I had a few to new stories to share that I uncovered through research. When they asked how I found
them, my methods became a story in themselves! Digging through census records, court records, and books of assembled records (Not to mention newspapers, city directories, photos, military records and on and on) inevitably yield surprises. As a writer, my mind quickly begins to spin stories around the records, instinctively trying to fill in the gaps and answer the inevitable questions.
I’ve written a bit on History Imagined about the relationship of micro-history to fiction. After my cousins left I started wondering how many novels are based on ones ancestors. There is no way to answer the question. I did find a surprisingly lengthy list on Goodreads called “Fiction Based on the Author’s Ancestors.” Some titles tickled me because they are books I enjoyed, Cold Sassy Tree and Sarah Plain and Tall among them.

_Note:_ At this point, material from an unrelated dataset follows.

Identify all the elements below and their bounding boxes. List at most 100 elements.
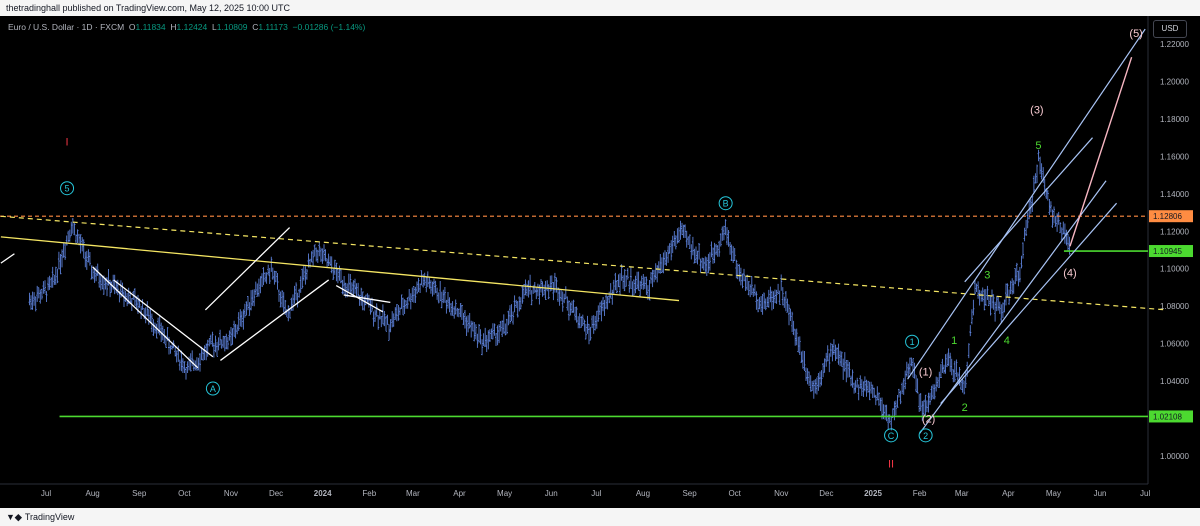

East of Eden and the Glass-Blowers were unexpected. I often wonder if all fiction isn’t on some level autobiographical, our efforts to make sense of our lives or the lives of those who came before.
I have no answers for this. Merely musings.
What use will I make of my genealogical research in fiction? The likeliest candidates are the ancestors in Detroit in the 1700s, a time of conflicting loyalties and changing flags. I’ve considered a children’s novel based on the trading company an ancestor owned on the Great Lakes in that period. How does my life impact my regency novels? Largely I fill them with thoughts from my travels, overlaid with my own values. On my second visit to Rome, for example, I asked the question, “Would it be possible to set a regency novel here?” It turns out the answer was yes, and Dangerous Secrets is the result.